Viernes, 20 de junio. 20:00 h
Sankt Pauli (Hamburgo)
Una gran furgoneta Mercedes Vario azul oscuro, con el logo de la empresa Ernst Thoms Elektriker a los lados, estaba aparcada frente a la entrada de la discoteca. Los transeúntes apenas habrían advertido su presencia: los asientos del conductor y del copiloto estaban vacíos, y no había más señal de vida que la rejilla de ventilación que giraba sin parar y en silencio. Lo que la mayoría de gente tampoco habría advertido es que la segunda rejilla no giraba, sino que estaba abierta, de cara a la discoteca.
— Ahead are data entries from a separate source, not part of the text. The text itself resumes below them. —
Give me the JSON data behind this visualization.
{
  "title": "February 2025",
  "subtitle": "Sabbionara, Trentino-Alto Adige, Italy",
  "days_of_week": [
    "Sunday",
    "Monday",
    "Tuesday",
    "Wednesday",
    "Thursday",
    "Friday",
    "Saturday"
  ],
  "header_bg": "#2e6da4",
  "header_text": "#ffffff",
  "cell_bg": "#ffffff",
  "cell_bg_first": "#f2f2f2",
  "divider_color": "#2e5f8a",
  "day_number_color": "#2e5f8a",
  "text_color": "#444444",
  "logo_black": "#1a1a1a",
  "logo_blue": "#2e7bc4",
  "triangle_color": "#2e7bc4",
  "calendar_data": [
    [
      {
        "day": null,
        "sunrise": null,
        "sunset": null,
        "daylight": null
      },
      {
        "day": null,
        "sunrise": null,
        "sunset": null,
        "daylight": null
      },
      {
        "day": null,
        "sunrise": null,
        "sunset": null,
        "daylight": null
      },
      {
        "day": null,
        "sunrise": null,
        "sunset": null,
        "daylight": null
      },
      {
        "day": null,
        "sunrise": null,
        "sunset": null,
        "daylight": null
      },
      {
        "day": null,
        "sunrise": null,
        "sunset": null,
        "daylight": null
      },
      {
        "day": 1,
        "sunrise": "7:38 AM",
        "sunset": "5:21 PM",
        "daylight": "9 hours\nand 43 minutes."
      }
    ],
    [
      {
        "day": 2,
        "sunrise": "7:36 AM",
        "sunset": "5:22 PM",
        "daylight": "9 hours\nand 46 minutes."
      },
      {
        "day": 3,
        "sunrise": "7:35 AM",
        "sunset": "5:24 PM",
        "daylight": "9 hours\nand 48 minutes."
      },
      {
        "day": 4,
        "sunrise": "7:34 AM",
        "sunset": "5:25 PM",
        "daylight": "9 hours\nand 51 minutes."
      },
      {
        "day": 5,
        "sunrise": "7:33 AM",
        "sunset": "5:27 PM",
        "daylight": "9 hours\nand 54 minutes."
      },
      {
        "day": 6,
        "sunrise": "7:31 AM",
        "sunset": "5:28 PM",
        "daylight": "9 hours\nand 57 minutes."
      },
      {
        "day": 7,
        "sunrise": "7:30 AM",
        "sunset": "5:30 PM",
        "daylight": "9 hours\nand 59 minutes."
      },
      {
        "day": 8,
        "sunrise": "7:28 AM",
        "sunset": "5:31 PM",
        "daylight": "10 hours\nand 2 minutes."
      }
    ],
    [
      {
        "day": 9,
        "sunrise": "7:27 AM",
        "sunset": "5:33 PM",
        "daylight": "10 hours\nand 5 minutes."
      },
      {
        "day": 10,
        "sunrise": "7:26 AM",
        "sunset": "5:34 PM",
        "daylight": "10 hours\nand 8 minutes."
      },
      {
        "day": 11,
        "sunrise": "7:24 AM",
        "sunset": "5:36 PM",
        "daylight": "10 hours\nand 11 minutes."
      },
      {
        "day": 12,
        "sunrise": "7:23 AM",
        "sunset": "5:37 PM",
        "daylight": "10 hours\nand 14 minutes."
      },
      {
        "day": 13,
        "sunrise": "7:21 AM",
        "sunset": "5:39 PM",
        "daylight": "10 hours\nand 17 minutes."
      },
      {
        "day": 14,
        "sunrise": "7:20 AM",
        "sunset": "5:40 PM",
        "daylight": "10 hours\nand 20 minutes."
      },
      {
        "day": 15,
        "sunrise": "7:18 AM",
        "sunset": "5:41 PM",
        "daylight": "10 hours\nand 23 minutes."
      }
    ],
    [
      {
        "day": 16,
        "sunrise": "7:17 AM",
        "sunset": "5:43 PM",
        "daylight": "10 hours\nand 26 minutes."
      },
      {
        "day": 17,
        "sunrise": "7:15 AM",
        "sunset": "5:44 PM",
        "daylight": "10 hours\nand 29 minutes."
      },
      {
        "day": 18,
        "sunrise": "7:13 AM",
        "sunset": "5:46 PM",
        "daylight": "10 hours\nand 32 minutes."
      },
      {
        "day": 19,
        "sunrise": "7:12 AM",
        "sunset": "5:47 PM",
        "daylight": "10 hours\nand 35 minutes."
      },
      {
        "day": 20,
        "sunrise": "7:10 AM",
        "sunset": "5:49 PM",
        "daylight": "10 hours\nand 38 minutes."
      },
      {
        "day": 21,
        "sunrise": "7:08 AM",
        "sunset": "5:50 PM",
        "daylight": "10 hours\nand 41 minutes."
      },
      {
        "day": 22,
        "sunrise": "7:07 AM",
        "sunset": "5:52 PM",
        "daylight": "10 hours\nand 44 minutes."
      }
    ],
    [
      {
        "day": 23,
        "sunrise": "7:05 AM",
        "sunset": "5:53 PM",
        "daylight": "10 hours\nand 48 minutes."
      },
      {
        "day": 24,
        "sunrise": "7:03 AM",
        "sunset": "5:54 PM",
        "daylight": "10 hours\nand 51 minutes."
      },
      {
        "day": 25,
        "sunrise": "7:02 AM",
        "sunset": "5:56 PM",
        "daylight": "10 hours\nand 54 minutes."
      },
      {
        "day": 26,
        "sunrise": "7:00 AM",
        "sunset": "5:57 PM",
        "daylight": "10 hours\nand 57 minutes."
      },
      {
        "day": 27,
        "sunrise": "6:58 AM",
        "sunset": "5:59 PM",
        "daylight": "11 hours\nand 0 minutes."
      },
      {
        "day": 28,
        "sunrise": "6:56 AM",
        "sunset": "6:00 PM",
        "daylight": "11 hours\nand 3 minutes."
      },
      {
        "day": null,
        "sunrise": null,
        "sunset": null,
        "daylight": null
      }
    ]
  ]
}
Anna Wolff sonrió para sí misma mientras el portero le abría la puerta; era evidente que no reconoció en Anna a la misma mujer que había demostrado de un modo tan espectacular la flexibilidad de las articulaciones de su pulgar. Antes giró un poco la cabeza y miró con naturalidad hacia la furgoneta Mercedes. Se dio unos golpecitos con los dedos en el pecho en un gesto distraído, se dio la vuelta y entró en la discoteca. Sabía que Paul y Maria, sentados en la oscura parte trasera de la furgoneta, observando la imagen de la cámara de la rejilla en el monitor, la habrían visto dar los golpecitos y también la habrían oído. Si no había sido así, alguien iría a sacarla de ahí de inmediato. Era una sensación desconcertante. Estar sorda, pero no muda. Sus observadores de la furgoneta podían oír todo lo que pasaba a su alrededor, cada palabra que decía o que le decían; sin embargo, ella no podía escucharles. Si llevara un auricular, podrían detectarlo deprisa y con facilidad. Sabía, no obstante, que dentro de la discoteca ya había dos miembros del equipo, ambos equipados con radios con auriculares, que seguirían todos sus movimientos.
Anna respiró hondo y empujó la puerta que daba a la pista de baile principal de la discoteca. El ritmo de la música la envolvió, pero no logró hacer desaparecer la sensación de inquietud que sentía en el estómago.